Saturday, June 16, 2012
Book Radar rounds up some of the latest publishing deals which have caught my eye, gathered from reports at Publishers Marketplace, Galley Cat, office water-coolers and other places where hands are shaken and promises are made. As with anything in the fickle publishing industry, dates and titles are subject to change.
One of the biggest, brightest blips on my radar in recent days was the news that a new Benjamin Percy novel was in the works. I'm already looking forward to his werewolf love story, Red Moon, which should be coming our way early next year. And now comes word that his next novel, called The Dead Lands, will be published by Grand Central. According to Publishers Lunch, it's "a post-apocalyptic reinvention of Lewis and Clark's epic journey across the West." I can't wait to discover it!
Next year at this time, Stephen King will have a new novel called Joyland coming from Hard Case Crime, publishers of his previous short novel The Colorado Kid. The press release has this description of the new novel: "Set in a small-town North Carolina amusement park in 1973, Joyland tells the story of the summer in which college student Devin Jones comes to work as a carny and confronts the legacy of a vicious murder, the fate of a dying child, and the ways both will change his life forever." In that same press release, King stated: "I love crime, I love mysteries, and I love ghosts. That combo made Hard Case Crime the perfect venue for this book, which is one of my favorites. I also loved the paperbacks I grew up with as a kid, and for that reason, we’re going to hold off on e-publishing this one for the time being. Joyland will be coming out in paperback, and folks who want to read it will have to buy the actual book." In a carefully-polished sound byte which, as Nigel Tufnel says in This Is Spinal Tap, puts it up to eleven, Hard Case editor Charles Ardai said: "Joyland is a breathtaking, beautiful, heartbreaking book....It’s a whodunit, it's a carny novel, it's a story about growing up and growing old, and about those who don't get to do either because death comes for them before their time. Even the most hardboiled readers will find themselves moved. When I finished it, I sent a note saying, 'Goddman it, Steve, you made me cry.'"

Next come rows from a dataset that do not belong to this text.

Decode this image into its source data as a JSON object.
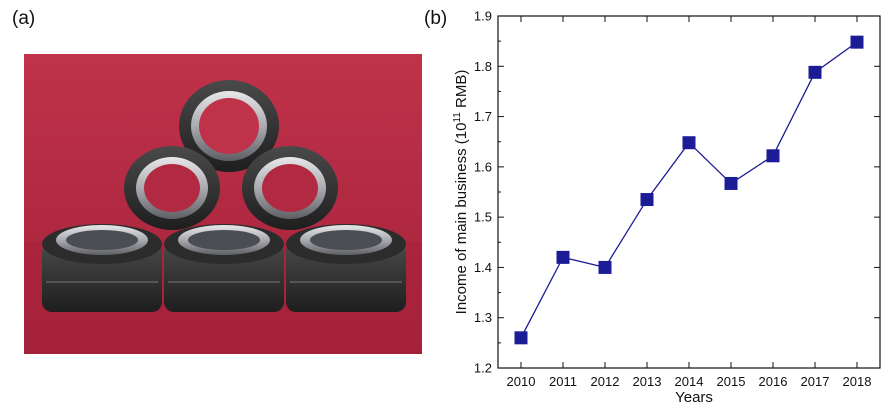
{
  "panels": {
    "a_label": "(a)",
    "b_label": "(b)"
  },
  "colors": {
    "series": "#1c1c96",
    "background_photo": "#b5273f"
  },
  "chart_data": {
    "type": "line",
    "title": "",
    "xlabel": "Years",
    "ylabel": "Income of main business (10¹¹ RMB)",
    "ylabel_parts": {
      "prefix": "Income of main business (10",
      "sup": "11",
      "suffix": " RMB)"
    },
    "x": [
      "2010",
      "2011",
      "2012",
      "2013",
      "2014",
      "2015",
      "2016",
      "2017",
      "2018"
    ],
    "series": [
      {
        "values": [
          1.26,
          1.42,
          1.4,
          1.535,
          1.648,
          1.567,
          1.622,
          1.788,
          1.848
        ]
      }
    ],
    "ylim": [
      1.2,
      1.9
    ],
    "yticks": [
      "1.2",
      "1.3",
      "1.4",
      "1.5",
      "1.6",
      "1.7",
      "1.8",
      "1.9"
    ],
    "marker": "square",
    "grid": false
  }
}
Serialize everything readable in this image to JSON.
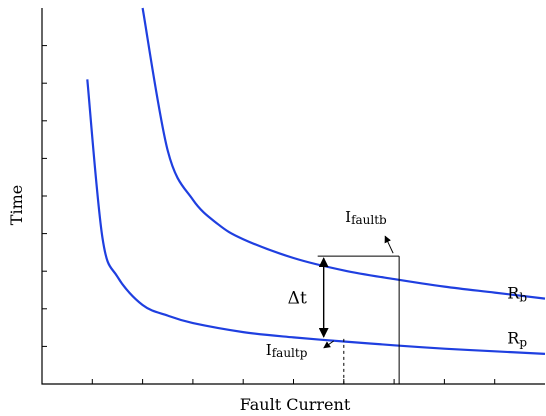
{
  "chart_data": {
    "type": "line",
    "title": "",
    "xlabel": "Fault Current",
    "ylabel": "Time",
    "xlim": [
      0,
      10
    ],
    "ylim": [
      0,
      10
    ],
    "ticks": {
      "x_count": 10,
      "y_count": 10,
      "labels": false
    },
    "colors": {
      "curve": "#1f3fe0",
      "axis": "#000000",
      "annot": "#000000"
    },
    "series": [
      {
        "name": "Rb",
        "label": "R",
        "sub": "b",
        "x": [
          2.0,
          2.5,
          3.0,
          3.5,
          4.0,
          5.0,
          6.0,
          7.0,
          8.0,
          9.0,
          10.0
        ],
        "y": [
          10.0,
          6.2,
          4.9,
          4.25,
          3.85,
          3.35,
          3.02,
          2.79,
          2.59,
          2.43,
          2.27
        ]
      },
      {
        "name": "Rp",
        "label": "R",
        "sub": "p",
        "x": [
          0.9,
          1.2,
          1.5,
          2.0,
          2.5,
          3.0,
          4.0,
          5.0,
          6.0,
          7.0,
          8.0,
          9.0,
          10.0
        ],
        "y": [
          8.1,
          3.9,
          2.85,
          2.1,
          1.82,
          1.62,
          1.38,
          1.24,
          1.13,
          1.03,
          0.94,
          0.87,
          0.8
        ]
      }
    ],
    "annotations": {
      "delta_t": {
        "label": "Δt",
        "x": 5.6,
        "y_from": 1.2,
        "y_to": 3.4
      },
      "ifault_b": {
        "label": "I",
        "sub": "faultb",
        "x": 7.1,
        "y": 3.4
      },
      "ifault_p": {
        "label": "I",
        "sub": "faultp",
        "x": 6.0,
        "y": 1.2
      }
    }
  }
}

Good news for Inspector Rebus fans: author Ian Rankin is bringing his character out of retirement. His next novel featuring the Edinburgh detective (his 18th) is called Standing in Another Man's Grave and looks like it will be published here in the U.S. in January. Rankin made the announcement at the recent Hay Festival, saying there was "unfinished business between the two of us." He'd previously sent Rebus into retirement in Exit Music four years ago.
And now I will inexcusably lower the bar of decency here at the blog ("What?!" you say. "There was a bar?"). Capitalizing on the Fifty Shades of Grey tidal wave, OR Books will bring us Fifty Shades of Louisa May in July. In an interview with Galley Cat, the anonymous author boldly bares all: "Call it lewditure. Call it literotica. Call it an antidote to mommy porn." She/he doesn't care what you call it, as long as you swipe your Visa card and put your dirty money in his/her pocket. The publisher's synopsis says the book "imagines an unhinged Melville doing what comes naturally, a Centennial Ball unlike any heretofore described, Louisa May’s ardent encounters with her 'Wooden Friend,' and much, much more." I'm sorry to report that it's also "explicitly illustrated with X-rated woodcuts." Cue the Moby's Dick jokes.